ANÁLISE DO MARCO LEGAL DAS GARANTIAS: EFICÁCIA E SEGURANÇA JURÍDICA NA RETOMADA DE BENS.

O grande desafio na recuperação de dívidas sempre foi a lentidão do Judiciário.

Processos de busca e apreensão que deveriam ser rápidos costumam se arrastar por anos devido ao congestionamento das varas cíveis. O Marco Legal das Garantias (Lei14.711/2023) mudou esse jogo ao consolidar a execução extrajudicial com a retomada de bens sem a necessidade de um juiz.

Agora, para bens móveis (como veículos, máquinas e equipamentos industriais), é facultado ao credor protocolar uma ação judicial e esperar meses por uma liminar ou pode realizar o procedimento de notificação e apreensão diretamente pelo Cartório de Títulos e Documentos.

Antigamente, a hipoteca era evitada por ser considerada uma “garantia lenta”, pois exigia um processo judicial do zero e com a nova lei, a hipoteca ganha a mesma eficiência da alienação fiduciária, podendo ser executada em cartório se houver previsão no contrato.

Um ponto crucial é a interpretação dos tribunais. O STF (Tema 982) já decidiu que esse tipo de execução “sem juiz” é constitucional. O entendimento é que, como o devedor assinou o contrato concordando com a garantia, o cartório apenas cumpre o que foi pactuado. Se houver erro, o devedor pode reclamar na Justiça depois, mas a retomada do bem não para.

A medida retira o peso de um Judiciário sobrecarregado e devolve ao credor a capacidade célere de reaver seu patrimônio de forma previsível. Em vez de anos de espera, a solução pode ocorrer em um lapso de tempo menor, reduzindo custos e assegurando que a garantia realmente cumpra seu papel de pagar a dívida.

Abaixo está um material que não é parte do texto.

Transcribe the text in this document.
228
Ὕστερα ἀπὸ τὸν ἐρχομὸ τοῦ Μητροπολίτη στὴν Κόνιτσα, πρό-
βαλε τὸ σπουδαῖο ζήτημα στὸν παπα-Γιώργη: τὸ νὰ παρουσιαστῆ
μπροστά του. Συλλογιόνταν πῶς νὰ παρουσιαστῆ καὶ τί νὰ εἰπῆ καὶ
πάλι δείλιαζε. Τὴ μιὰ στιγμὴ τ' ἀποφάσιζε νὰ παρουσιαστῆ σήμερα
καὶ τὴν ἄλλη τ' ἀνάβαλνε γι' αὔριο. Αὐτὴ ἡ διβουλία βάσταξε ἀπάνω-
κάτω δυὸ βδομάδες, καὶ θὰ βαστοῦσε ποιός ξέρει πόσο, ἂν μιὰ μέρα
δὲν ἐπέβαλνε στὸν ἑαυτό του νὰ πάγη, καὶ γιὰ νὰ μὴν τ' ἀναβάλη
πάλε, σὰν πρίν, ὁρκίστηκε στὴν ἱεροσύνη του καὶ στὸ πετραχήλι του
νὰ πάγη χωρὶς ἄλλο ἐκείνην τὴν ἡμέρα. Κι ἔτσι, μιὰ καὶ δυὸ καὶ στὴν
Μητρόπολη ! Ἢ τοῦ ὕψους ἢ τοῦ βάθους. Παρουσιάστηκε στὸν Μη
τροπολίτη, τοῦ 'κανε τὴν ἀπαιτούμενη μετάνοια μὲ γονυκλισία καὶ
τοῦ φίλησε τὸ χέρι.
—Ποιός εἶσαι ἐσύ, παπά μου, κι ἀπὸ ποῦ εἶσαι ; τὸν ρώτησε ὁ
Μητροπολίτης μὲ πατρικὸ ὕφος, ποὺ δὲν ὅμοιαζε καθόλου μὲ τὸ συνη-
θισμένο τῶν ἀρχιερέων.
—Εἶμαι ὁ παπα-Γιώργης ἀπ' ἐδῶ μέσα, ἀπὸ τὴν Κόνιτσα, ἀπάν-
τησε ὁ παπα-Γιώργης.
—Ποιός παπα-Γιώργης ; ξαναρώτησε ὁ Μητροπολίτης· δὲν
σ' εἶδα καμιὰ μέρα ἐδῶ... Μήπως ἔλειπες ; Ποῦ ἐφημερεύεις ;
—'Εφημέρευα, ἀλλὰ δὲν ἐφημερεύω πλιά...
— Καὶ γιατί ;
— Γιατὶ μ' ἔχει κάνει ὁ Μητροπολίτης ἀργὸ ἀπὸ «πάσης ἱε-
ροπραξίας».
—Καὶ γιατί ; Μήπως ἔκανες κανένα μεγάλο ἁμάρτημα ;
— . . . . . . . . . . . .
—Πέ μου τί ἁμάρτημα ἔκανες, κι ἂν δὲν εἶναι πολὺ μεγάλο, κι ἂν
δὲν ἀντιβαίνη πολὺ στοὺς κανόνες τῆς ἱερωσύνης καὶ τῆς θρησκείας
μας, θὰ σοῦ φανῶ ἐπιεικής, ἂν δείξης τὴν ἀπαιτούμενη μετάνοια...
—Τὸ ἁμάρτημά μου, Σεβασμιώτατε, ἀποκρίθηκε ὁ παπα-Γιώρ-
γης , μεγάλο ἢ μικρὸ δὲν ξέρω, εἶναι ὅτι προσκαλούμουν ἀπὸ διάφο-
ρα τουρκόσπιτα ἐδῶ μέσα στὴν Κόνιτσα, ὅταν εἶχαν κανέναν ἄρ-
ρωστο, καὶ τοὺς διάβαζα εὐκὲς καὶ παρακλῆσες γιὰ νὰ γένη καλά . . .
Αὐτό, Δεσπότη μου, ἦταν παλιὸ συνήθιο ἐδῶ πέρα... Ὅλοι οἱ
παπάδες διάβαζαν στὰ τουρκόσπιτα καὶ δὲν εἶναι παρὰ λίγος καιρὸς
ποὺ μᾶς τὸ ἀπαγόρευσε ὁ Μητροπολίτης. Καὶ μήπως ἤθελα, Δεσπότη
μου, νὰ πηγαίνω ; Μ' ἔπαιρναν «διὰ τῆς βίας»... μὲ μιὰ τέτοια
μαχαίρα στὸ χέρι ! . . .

O procedimento prevê a necessária notificação prévia do devedor para efetuar o pagamento no prazo estabelecido em contrato, se não houver pagamento, a propriedade do bem se consolida em favor do credor. Após a notificação e certificação de inadimplência, o Oficial do Registro pode realizar a “coleta” do bem em garantia.

Em resumo, a Lei não é apenas uma mudança do rito tradicional, mas é levada como uma reforma estrutural que prestigia a eficiência e celeridade. A recuperação do crédito deixa de ser um exercício de pesquisa e paciência processual para se tornar um procedimento administrativo célere e conclusivo.